Puszka elektroinstalacyjna do systemów docieplających mocowana do ściany. Rozwiązanie dla bardzo wymagających. Szczególnie polecam do gniazd elektrycznych, które szczególnie narażone są na wyrwanie. Puszka elektroinstalacyjna mocowana jest bezpośrednio do ściany za pomocą kołków. Przez grubość elewacji prowadzona jest specjalna rura z tworzywa sztucznego posiadająca atut w postaci cechy materiału - nierozprzestrzeniającego ognia. Wnętrze rury jest wyplenione materiałem izolacyjnym. Długość puszki docinamy na grubość naszej elewacji. Rozwiązanie to nie należy do najtańszych – jednak jest bardzo solidne. Ten produkt współpracuje zarówno z ociepleniami ze styropianu jak i wełny.

źródło: KOPOS

Plusy:

  • Trwale połączenie ze ścianą budynku,
  • Odporność na wyrwanie,
  • Duża wytrzymałość mechaniczna,
  • Możliwość osadzenia w wełnie.

Minusy:

  • Cena.

Jak widać każda metoda osadzania puszek czymś się różni. Pierwsza metoda – najpopularniejsza jest metodą, która prowadzi nas na skróty. Szybko i tanio osadzimy puszkę, jednak po latach może się okazać, że puszka ta zniszczy nam elewację. Gniazda osadzane na piankę mają tendencję do obrywania się z czasem jak z niego korzystamy.

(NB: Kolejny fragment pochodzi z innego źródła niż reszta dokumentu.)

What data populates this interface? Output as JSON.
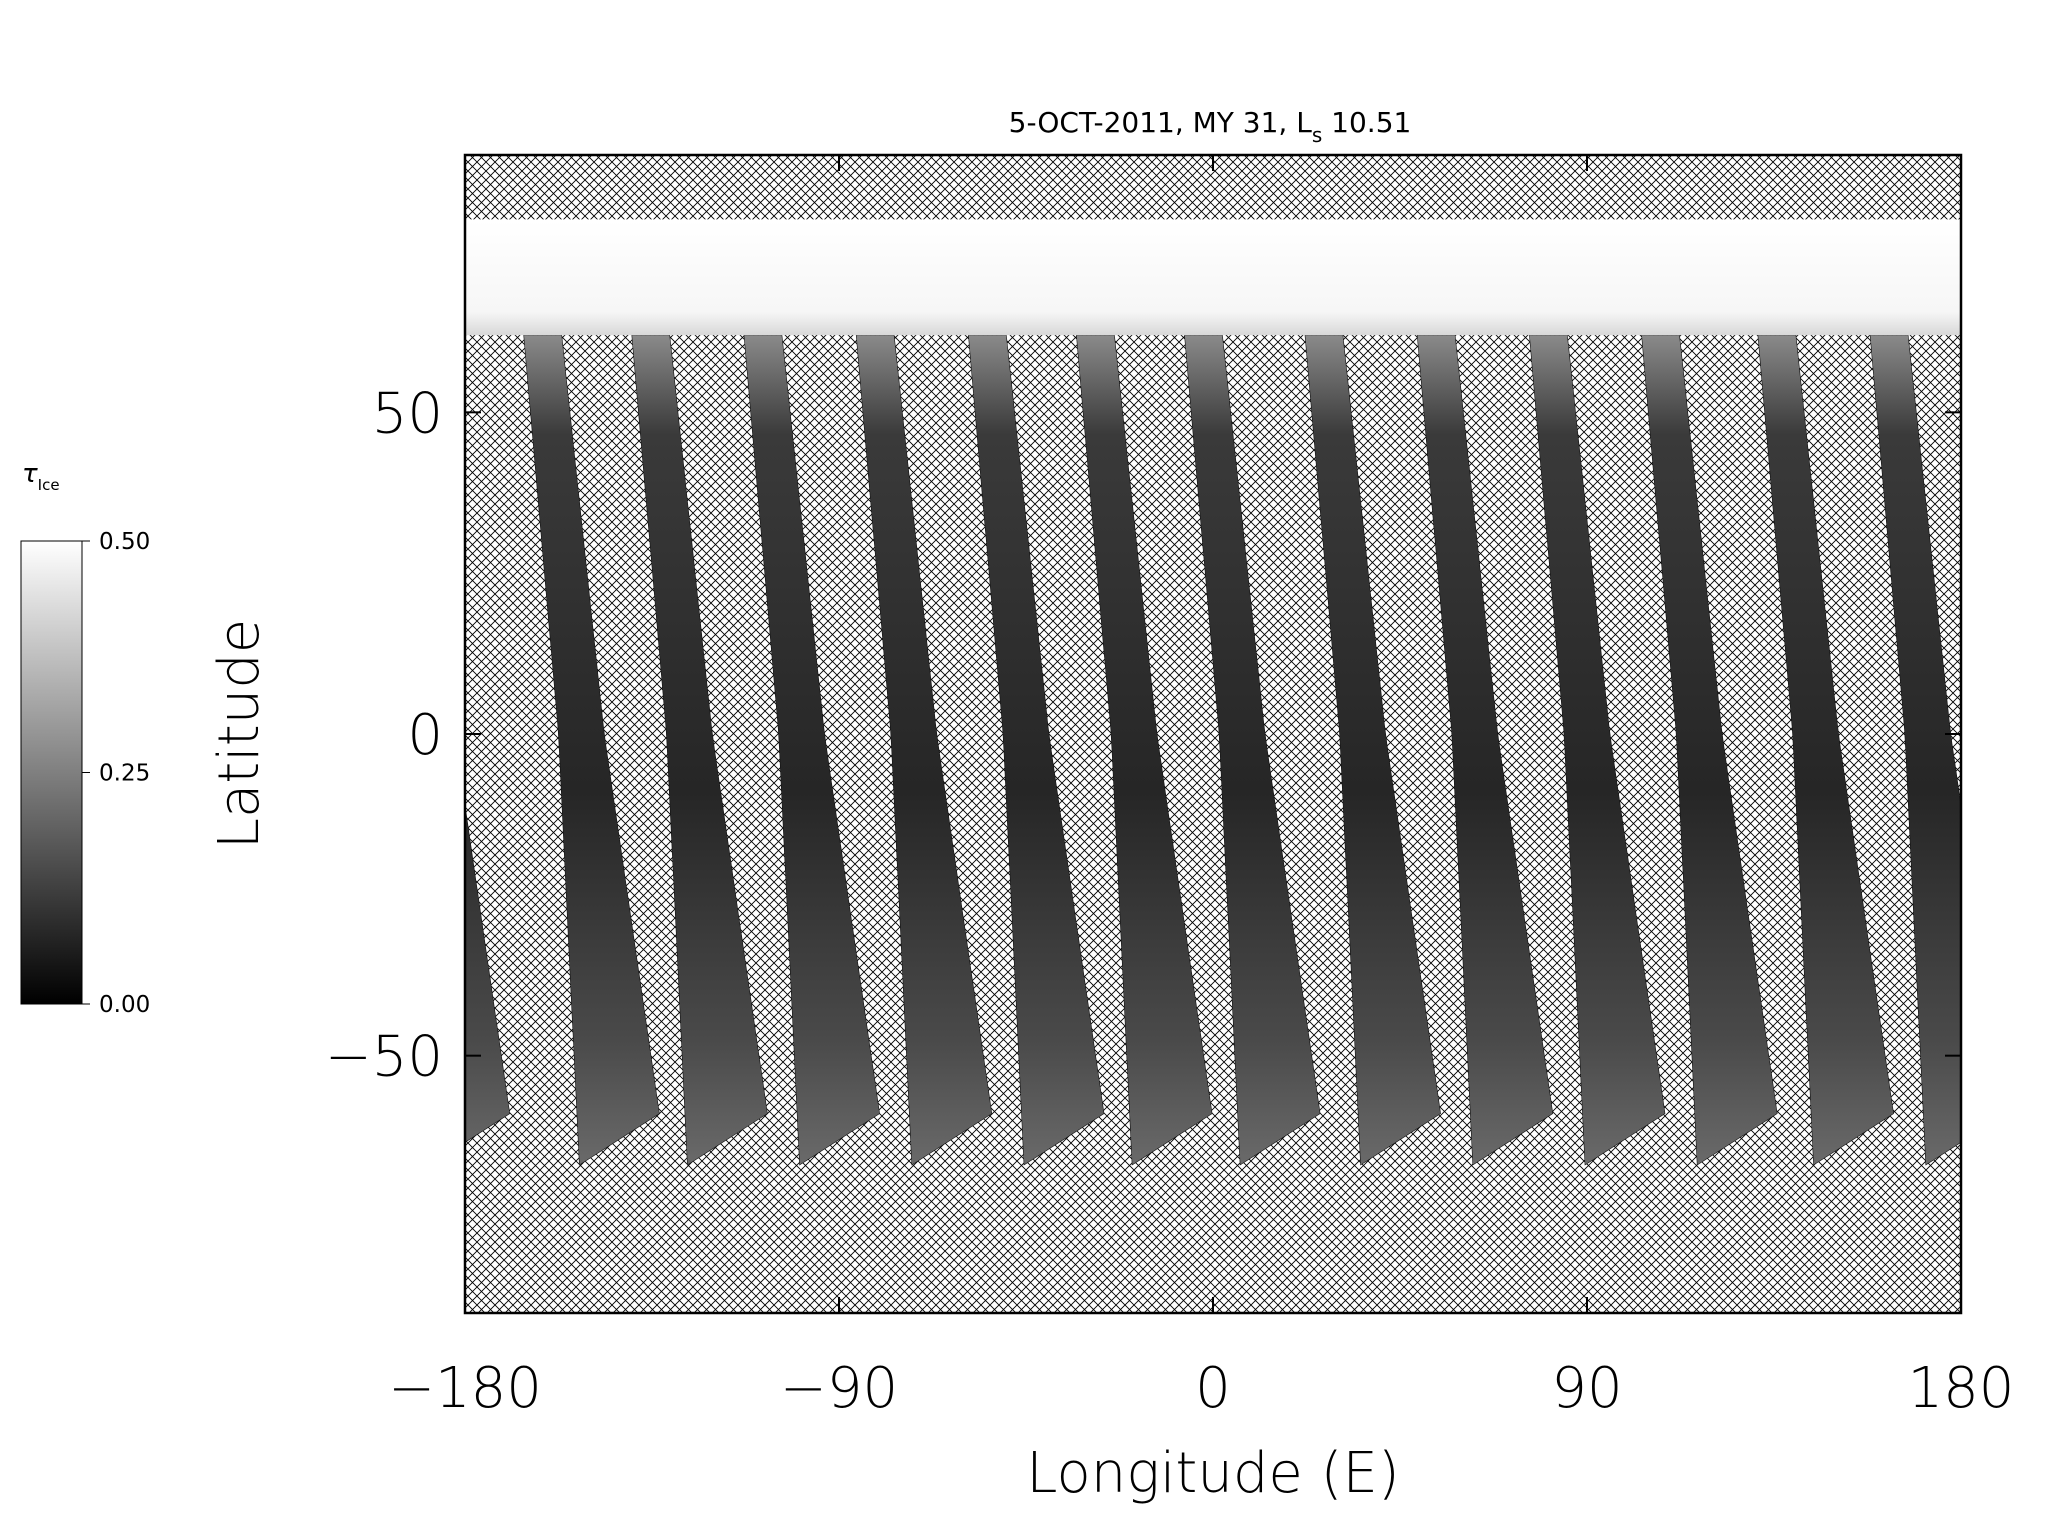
{
  "chart_data": {
    "type": "map",
    "title": [
      "5-OCT-2011, MY 31,  L",
      "s",
      " 10.51"
    ],
    "xlabel": "Longitude (E)",
    "ylabel": "Latitude",
    "xlim": [
      -180,
      180
    ],
    "ylim": [
      -90,
      90
    ],
    "xticks": [
      {
        "value": -180,
        "label": "−180"
      },
      {
        "value": -90,
        "label": "−90"
      },
      0,
      90,
      180
    ],
    "yticks": [
      {
        "value": -50,
        "label": "−50"
      },
      0,
      50
    ],
    "swath_lons": [
      -152,
      -126,
      -99,
      -72,
      -45,
      -19,
      7,
      36,
      63,
      90,
      117,
      145,
      172
    ],
    "swath_lat_range": [
      -67,
      62
    ],
    "cap_lat": [
      62,
      80
    ],
    "colorbar": {
      "label": [
        "τ",
        "Ice"
      ],
      "lim": [
        0,
        0.5
      ],
      "ticks": [
        {
          "value": 0,
          "label": "0.00"
        },
        {
          "value": 0.25,
          "label": "0.25"
        },
        {
          "value": 0.5,
          "label": "0.50"
        }
      ]
    }
  }
}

Ciągłe wkładanie i wyjmowanie z niego wtyczki prowadzi o poluzowania się w elewacji. Ciągła praca obudowy narusza twardą strukturę naszego domu i ostatecznie ją kruszy.

Druga metoda to połączenie pierwszej i ostatniej. Czyli niskiej ceny i wytrzymałości. Producent deklaruje nawet do 4 kilogramów nośności. Co to nam daje? Ano dosyć sporo. Dzięki płycie montażowej możemy powiesić na tej puszcze lampy zewnętrzne czy nawet kamery. Warto wspomnieć, że rozwiązanie to wspiera naszego rodzimego producenta. Szkoda tylko, że rozwiązanie to współpracuje tylko z ociepleniem ze styropianu.

Metoda numer trzy – to metoda nie najtańsza. Jednak bardzo wytrzymała. Gniazda elektryczne czy kamery są tak naprawdę trwale związane z ścianami naszego budynku. Rura z tworzywa sztucznego nadaje wytrzymałości i zapobiega wyrwaniu się z elewacji naszych gniazd a nawet kamer. Gdzie najlepiej stosować tą metodę? Z pewnością dla gniazd i w budynkach użyteczności publicznej czy firmach.

Jak ja osadzam puszki? Jeśli tylko budżet na to pozwala to staram się montować gniazda na metodę numer trzy. Włączniki z reguły montuję metodą numer dwa. Pod żadnym pozorem nie wykorzystuję metody numer jeden. Pierwszą metodę przedstawiłem jedynie w formie uświadomienia Wam, że ta metoda jest ku przestrodze i nie powinna być pod żadnym pozorem stosowana.